I love you.
Remember when you were engaged or newly married? “I love you” was a common thing to say. We were feeling the joy of a new relationship and looking forward to all of the possibilities that God would provide in life. Then life began to take on a routine. Children may be added to the home and there is lot of work to do. Life can become hectic and sometimes frustrating. Often when that happens, the feelings of love are replaced by the feelings of a busy life.
Part of keeping things new, fresh and alive is telling your wife that you love her. It’s not enough to say, “You too!” after she tells you she loves you. Look her in the eye and tell her you love her. Do it frequently, purposefully and honestly.
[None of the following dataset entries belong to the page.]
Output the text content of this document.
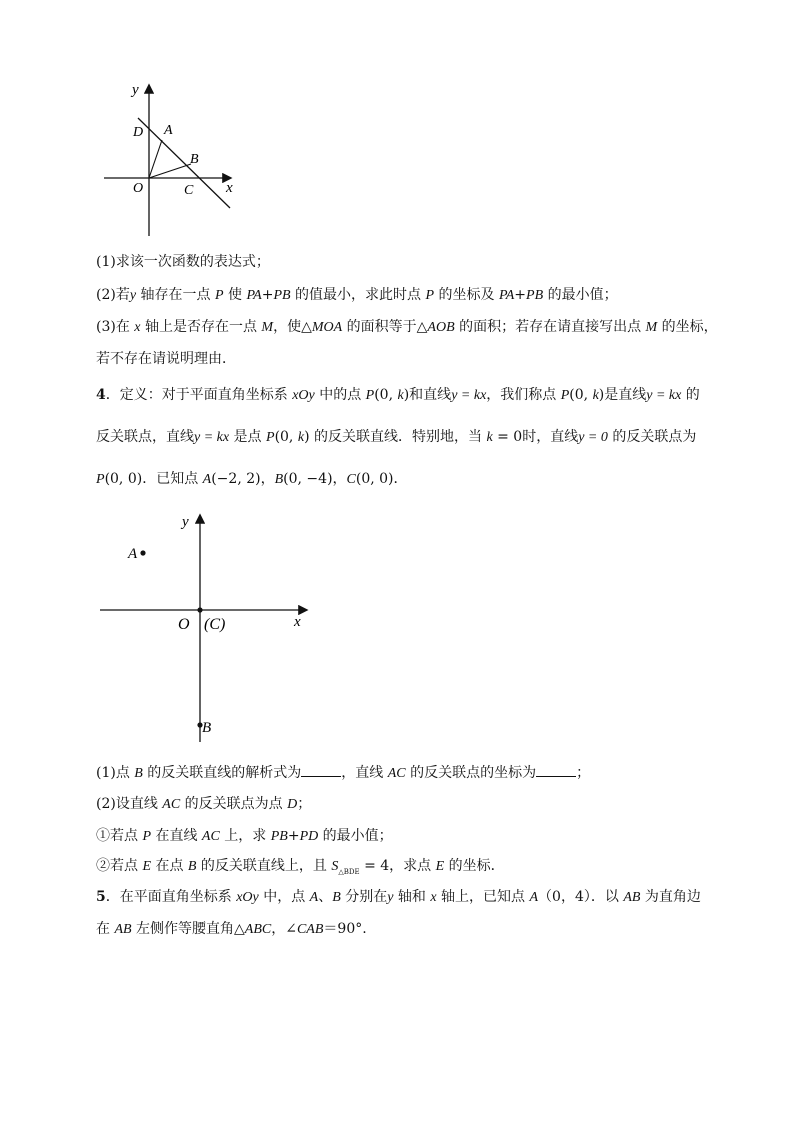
y
x
O
D A
B
C
(1)求该一次函数的表达式；
(2)若y 轴存在一点 P 使 PA+PB 的值最小，求此时点 P 的坐标及 PA+PB 的最小值；
(3)在 x 轴上是否存在一点 M，使△MOA 的面积等于△AOB 的面积；若存在请直接写出点 M 的坐标，
若不存在请说明理由．
4．定义：对于平面直角坐标系 xOy 中的点 P(0, k)和直线y = kx，我们称点 P(0, k)是直线y = kx 的
反关联点，直线y = kx 是点 P(0, k) 的反关联直线．特别地，当 k = 0时，直线y = 0 的反关联点为
P(0, 0)．已知点 A(−2, 2)，B(0, −4)，C(0, 0)．
y
x
O (C)
A
B
(1)点 B 的反关联直线的解析式为	，直线 AC 的反关联点的坐标为	；
(2)设直线 AC 的反关联点为点 D；
①若点 P 在直线 AC 上，求 PB+PD 的最小值；
②若点 E 在点 B 的反关联直线上，且 $S_{\triangle BDE} = 4$，求点 E 的坐标．
5．在平面直角坐标系 xOy 中，点 A、B 分别在y 轴和 x 轴上，已知点 A（0，4）．以 AB 为直角边
在 AB 左侧作等腰直角△ABC，∠CAB＝90°.
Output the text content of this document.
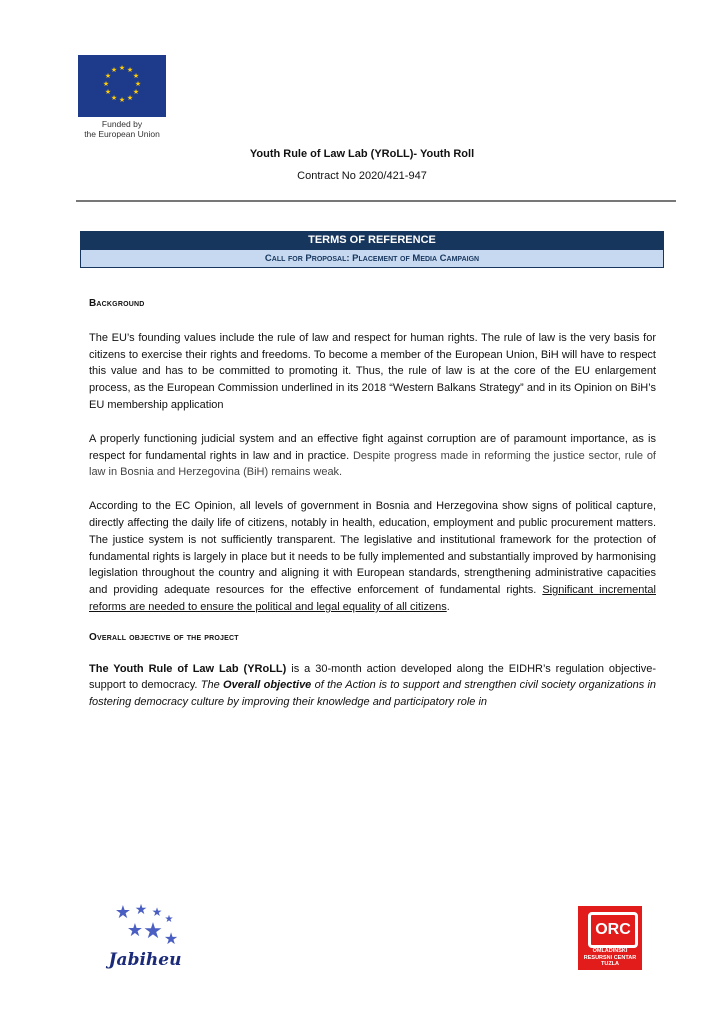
★ ★
★
★
★
★
★
★
★
★
★
★
Funded by
the European Union
Youth Rule of Law Lab (YRoLL)- Youth Roll
Contract No 2020/421-947
TERMS OF REFERENCE
Call for Proposal: Placement of Media Campaign

Background

The EU’s founding values include the rule of law and respect for human rights. The rule of law is the very basis for citizens to exercise their rights and freedoms. To become a member of the European Union, BiH will have to respect this value and has to be committed to promoting it. Thus, the rule of law is at the core of the EU enlargement process, as the European Commission underlined in its 2018 “Western Balkans Strategy” and in its Opinion on BiH’s EU membership application

A properly functioning judicial system and an effective fight against corruption are of paramount importance, as is respect for fundamental rights in law and in practice. Despite progress made in reforming the justice sector, rule of law in Bosnia and Herzegovina (BiH) remains weak.

According to the EC Opinion, all levels of government in Bosnia and Herzegovina show signs of political capture, directly affecting the daily life of citizens, notably in health, education, employment and public procurement matters. The justice system is not sufficiently transparent. The legislative and institutional framework for the protection of fundamental rights is largely in place but it needs to be fully implemented and substantially improved by harmonising legislation throughout the country and aligning it with European standards, strengthening administrative capacities and providing adequate resources for the effective enforcement of fundamental rights. Significant incremental reforms are needed to ensure the political and legal equality of all citizens.

Overall objective of the project

The Youth Rule of Law Lab (YRoLL) is a 30-month action developed along the EIDHR’s regulation objective-support to democracy. The Overall objective of the Action is to support and strengthen civil society organizations in fostering democracy culture by improving their knowledge and participatory role in

★ ★ ★
★
★ ★ ★
Jabiheu
ORC
OMLADINSKI
RESURSNI CENTAR
TUZLA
Say “Thank you” to your wife frequently. After each meal tell her thank you. Thank her when she brings you your dessert. Thank her for making the house a home. Thank her for her impact on the kids. Thank her for all the housework she does. Thank her for a romantic evening. Thank her for her godly example, her outreach to neighbors and anything else you can think of.
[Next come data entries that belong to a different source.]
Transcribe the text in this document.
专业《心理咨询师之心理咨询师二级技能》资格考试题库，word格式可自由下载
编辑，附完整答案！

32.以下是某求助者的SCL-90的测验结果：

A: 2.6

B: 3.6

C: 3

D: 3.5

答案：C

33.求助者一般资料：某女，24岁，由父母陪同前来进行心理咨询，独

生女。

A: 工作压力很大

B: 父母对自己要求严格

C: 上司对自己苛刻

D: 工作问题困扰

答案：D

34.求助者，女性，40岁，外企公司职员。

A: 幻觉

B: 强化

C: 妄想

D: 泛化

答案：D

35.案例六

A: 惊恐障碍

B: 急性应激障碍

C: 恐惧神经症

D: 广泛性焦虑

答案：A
Men are notoriously bad at saying “I’m sorry.” When you have hurt her feelings, come home later than you planned, forgotten to call when you said you would, and for many other things, don’t fail to say you’re sorry. If your failure was especially grievous or frequent, ask her what you need to do to make it right. Say, “I’m sorry.”
What can I do to help?
It took me a long time to realize that my wife worked every bit as hard at her home responsibilities as I did at my job. For some reason, I felt that since I had put in a full day of work, I had the privilege of relaxing, reading or watching TV while she still had dishes to do or clothes to fold or children to care for through much of the evening. It finally dawned on me that we were in this as a team. If one of us wasn’t done, then we weren’t finished for the day yet.
So if you are sitting and relaxing watching your game or reading a book and your wife is busy with something, ask, “What can I do to help?” I often don’t like asking that question because there is enough work to do to keep both of us busy until bedtime. But it isn’t fair for one to have to work several more hours while the other is finished for the day. Learn to ask, “What can I do to help?”
These are four simple phrases to use frequently. If we learn to apply this principle, we will strengthen our marriages and glorify Christ by becoming the men God wants us to be.